April 3rd, 2006


PSA for magazine editors

Please do not tell writers that their stories are in a particular genre if you do not have a good deal of experience with what that genre is and is not.

"Romance," as a genre, is not the same thing as "fiction where two people fall in love." "Christian fiction," as a genre, is not the same thing as "fiction where the protagonist is a Christian clergybeing." "Western," as a genre, is not the same thing as "fiction set west of the Mississippi and before the First World War," nor even "fiction set west of the Rockies and before the turn of the 20th century." I could write you a science fiction story wherein a Christian clergybeing falls in love west of the Rockies, before the turn of the 20th century. I'm not going to, because I have a lot of other stuff to do today, but I could. Or a fantasy story. Or a mystery...do you see the point here?

It's not that I think they should have bought my story, because clearly they didn't think it was right for their magazine, and these things happen. I just really, really hate being told so definitively what genre a story falls into by someone who has clearly read very little, if anything, in that genre. We seek quality rejection slips here, people.


On my to-do list, along with "wrap Amber presents" and "bank" and "make banana bread" and "mend green coat" and "draft dinosaur story," is "sort dragons."

I love my life.

Any fun items on your lists this Monday? Or is it all mending and banking?

Poll about the gods

Context for this poll: this is asking about deliberately fictional entities, in which you have no literal belief whatever. Fantasy novel gods, not beings you personally worship, although if you have things to say about the appearance of novel characters with the same names and allegedly the same attributes as beings you personally worship, please do tell (in the comments). I just don't know how much I'm outside the norm here for cutting my teeth on D'Aulaire's.

Poll #703617 (Im)mortality and Deity

Are the gods immortal?

Of course. That's what makes them gods. Not immortal, not a god.
By default, I'd assume so, and I'd have some difficulty if a author made casual mention that they weren't.
By default, I'd assume so, but it wouldn't be a big deal if an author said they weren't; I'd just go on with the story.
I assume not but am willing to hear arguments to the contrary
I have no default assumptions in this regard.

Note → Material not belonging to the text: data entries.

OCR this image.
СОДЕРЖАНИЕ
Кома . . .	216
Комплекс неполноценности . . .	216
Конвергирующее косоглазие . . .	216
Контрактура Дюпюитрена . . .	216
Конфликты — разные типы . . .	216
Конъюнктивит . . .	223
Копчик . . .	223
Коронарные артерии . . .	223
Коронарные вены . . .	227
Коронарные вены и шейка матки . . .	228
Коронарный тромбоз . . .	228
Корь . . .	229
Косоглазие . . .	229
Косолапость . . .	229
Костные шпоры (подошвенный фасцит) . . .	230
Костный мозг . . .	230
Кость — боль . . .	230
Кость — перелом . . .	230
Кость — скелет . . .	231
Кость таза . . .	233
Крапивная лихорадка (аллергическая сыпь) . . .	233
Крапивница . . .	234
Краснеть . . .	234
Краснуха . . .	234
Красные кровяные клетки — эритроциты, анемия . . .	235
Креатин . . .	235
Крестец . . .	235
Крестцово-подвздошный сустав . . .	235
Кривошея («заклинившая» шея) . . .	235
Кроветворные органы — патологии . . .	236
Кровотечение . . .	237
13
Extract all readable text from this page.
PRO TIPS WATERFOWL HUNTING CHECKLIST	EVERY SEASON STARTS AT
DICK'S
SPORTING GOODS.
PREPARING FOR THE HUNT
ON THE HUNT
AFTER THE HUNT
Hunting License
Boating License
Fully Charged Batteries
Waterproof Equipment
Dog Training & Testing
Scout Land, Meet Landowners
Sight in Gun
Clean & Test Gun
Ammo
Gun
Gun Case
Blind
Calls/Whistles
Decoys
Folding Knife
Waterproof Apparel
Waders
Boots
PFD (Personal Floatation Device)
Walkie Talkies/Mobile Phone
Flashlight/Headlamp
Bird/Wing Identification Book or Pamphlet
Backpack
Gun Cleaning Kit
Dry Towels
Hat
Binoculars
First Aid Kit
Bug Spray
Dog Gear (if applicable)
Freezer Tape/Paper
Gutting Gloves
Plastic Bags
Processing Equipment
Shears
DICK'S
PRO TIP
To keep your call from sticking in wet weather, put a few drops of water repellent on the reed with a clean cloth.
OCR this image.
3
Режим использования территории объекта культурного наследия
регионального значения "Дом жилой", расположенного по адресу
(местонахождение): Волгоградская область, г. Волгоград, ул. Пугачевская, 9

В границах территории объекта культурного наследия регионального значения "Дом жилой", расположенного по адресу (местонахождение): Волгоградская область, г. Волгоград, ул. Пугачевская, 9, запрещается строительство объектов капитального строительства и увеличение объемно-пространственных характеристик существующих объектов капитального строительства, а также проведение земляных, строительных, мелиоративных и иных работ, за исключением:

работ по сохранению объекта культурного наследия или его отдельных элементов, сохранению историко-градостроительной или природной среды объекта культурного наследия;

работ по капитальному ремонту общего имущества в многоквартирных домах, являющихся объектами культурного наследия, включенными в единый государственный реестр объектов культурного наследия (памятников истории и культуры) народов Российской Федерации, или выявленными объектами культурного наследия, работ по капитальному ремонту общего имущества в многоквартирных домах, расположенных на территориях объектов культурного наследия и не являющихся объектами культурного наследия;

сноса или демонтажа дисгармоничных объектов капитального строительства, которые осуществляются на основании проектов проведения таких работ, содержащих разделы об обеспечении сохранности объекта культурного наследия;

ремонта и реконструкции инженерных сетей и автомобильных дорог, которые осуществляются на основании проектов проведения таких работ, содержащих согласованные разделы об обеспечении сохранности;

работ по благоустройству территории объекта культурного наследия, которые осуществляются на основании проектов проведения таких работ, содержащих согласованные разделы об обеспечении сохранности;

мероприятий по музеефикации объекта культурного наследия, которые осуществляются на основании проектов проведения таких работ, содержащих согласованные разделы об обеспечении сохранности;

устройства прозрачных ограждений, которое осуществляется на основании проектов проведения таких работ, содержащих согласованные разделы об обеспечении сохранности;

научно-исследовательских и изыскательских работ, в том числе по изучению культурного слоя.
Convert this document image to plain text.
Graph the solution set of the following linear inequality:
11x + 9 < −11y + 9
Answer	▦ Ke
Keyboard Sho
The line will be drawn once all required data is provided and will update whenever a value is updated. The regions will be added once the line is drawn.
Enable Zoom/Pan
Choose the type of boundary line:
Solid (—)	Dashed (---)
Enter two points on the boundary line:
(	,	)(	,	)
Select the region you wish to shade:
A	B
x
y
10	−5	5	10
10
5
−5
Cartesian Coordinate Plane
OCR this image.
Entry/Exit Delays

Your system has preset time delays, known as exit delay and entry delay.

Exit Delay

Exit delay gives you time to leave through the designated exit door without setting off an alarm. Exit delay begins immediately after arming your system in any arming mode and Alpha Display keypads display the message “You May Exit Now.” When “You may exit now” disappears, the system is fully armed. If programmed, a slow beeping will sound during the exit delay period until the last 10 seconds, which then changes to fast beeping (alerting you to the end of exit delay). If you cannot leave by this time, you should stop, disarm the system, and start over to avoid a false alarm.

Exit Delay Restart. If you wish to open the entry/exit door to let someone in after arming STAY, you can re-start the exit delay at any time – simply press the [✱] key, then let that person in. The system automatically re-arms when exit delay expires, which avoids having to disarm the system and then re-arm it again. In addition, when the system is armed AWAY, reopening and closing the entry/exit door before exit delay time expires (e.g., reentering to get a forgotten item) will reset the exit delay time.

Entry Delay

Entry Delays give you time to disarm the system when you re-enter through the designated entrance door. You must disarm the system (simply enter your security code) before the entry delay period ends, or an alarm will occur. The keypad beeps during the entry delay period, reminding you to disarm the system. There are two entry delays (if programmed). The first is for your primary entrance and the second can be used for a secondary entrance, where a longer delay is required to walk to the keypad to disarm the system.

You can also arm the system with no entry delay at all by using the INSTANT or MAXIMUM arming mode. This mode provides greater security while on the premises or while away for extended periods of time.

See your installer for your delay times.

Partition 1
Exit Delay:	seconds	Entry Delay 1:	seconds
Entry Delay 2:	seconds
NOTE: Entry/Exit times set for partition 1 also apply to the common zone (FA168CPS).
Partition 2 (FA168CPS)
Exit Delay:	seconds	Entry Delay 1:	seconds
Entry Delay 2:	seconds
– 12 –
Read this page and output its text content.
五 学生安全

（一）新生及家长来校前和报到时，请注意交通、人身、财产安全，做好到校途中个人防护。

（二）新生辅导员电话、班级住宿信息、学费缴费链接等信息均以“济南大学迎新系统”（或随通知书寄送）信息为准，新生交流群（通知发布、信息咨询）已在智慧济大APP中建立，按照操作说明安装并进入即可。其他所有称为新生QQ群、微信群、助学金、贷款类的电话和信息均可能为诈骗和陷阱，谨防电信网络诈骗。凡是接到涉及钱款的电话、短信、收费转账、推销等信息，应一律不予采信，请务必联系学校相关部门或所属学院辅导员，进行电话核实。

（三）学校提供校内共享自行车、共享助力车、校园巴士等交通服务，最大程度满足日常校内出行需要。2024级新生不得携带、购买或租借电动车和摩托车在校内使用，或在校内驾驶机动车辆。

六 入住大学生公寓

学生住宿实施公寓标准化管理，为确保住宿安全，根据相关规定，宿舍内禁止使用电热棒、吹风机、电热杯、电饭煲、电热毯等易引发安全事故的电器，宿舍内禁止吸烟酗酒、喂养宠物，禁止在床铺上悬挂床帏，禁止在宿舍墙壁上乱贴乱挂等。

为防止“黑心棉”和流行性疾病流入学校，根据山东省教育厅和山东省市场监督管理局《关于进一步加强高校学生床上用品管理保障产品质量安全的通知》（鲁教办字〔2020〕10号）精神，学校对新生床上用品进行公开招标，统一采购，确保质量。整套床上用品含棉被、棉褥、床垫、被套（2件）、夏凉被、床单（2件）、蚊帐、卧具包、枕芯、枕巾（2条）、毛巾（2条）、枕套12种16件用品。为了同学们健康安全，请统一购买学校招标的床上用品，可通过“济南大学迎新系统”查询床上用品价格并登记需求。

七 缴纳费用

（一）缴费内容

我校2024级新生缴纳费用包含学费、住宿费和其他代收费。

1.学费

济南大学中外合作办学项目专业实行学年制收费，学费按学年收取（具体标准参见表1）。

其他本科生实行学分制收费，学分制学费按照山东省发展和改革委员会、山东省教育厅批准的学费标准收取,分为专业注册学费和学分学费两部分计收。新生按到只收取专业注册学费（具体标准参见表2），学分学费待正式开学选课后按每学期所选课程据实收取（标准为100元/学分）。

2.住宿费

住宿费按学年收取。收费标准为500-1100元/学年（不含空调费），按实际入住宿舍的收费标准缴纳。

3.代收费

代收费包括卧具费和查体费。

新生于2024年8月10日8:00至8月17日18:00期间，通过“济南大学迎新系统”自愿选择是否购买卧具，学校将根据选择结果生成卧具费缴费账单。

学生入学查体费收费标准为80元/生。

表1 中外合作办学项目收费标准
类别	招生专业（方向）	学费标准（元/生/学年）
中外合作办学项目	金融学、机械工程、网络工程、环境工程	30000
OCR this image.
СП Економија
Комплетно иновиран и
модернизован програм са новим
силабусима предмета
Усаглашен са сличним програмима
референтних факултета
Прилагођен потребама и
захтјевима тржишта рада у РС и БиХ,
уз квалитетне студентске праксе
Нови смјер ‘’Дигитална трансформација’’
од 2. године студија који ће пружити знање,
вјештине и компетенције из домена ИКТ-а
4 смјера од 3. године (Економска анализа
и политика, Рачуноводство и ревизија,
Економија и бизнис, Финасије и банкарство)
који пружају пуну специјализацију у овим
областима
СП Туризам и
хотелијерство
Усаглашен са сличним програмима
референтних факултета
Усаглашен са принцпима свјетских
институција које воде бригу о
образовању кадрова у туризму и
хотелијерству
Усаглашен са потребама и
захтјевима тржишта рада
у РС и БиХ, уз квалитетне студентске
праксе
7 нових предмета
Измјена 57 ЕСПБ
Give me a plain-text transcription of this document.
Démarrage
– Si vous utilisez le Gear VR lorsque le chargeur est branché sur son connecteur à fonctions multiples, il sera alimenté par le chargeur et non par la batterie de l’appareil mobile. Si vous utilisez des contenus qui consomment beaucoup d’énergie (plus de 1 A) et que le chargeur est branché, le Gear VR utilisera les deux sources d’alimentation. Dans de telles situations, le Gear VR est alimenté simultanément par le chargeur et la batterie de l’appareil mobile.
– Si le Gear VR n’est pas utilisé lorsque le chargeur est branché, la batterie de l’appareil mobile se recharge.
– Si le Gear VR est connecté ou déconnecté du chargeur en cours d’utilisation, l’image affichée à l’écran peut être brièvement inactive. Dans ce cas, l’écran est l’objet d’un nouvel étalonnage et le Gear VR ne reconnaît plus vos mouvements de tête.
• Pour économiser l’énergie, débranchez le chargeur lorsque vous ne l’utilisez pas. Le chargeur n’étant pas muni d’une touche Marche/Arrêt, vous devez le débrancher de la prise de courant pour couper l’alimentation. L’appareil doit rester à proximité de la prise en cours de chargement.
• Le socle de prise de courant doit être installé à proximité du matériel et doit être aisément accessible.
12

What ought to happen to a dead god?

Same thing as to dead humans in that cosmology
An afterlife of some sort, mixed in with humans
An afterlife of some sort, no humans allowed
Total annihilation
Roaming the world(s) as a zombie god
Something else I will detail in the comments, especially if it is amusing

Three tired things

--I went to get timprov a sandwich before I go to bed (he doesn't drive these days, for those of you who didn't keep score on that issue, so that's why he didn't go get his own sandwich), and I shocked the middle-aged Hispanic gentleman working the drivethrough: I had my long coat on and buttoned, and a short nightgown underneath it, so all he could see from the window was my coat and my bare legs peeking out from under the coat. He averted his eyes with a polite and pained look. Poor fellow.

--I really, really hate it when medical personnel use the phrase "insurance might not cover it" in tones that convey threat instead of information. The subtext should be "just want to make sure you know before you make that decision" rather than "so just shut up and do it like everyone else even if that way doesn't work for you, because it's way easier for me."

--I like being smart, and I also like being clever, but they are definitely not the same thing. I am going round and round with "Flight of the Paleontologist" because it's about balancing accurate and appealing information in science journalism for the lay person. (Sounds thrilling, right? But there are dinosaurs. Relevant dinosaurs, even.) But my brain has gone and plotted a short story playing with Eudora Welty and the Grateful Dead and dwarves, all without my consent. (Title: "Why I Live in the Silver Mine.") Clever, probably; probably not particularly smart, however. Stupid brain.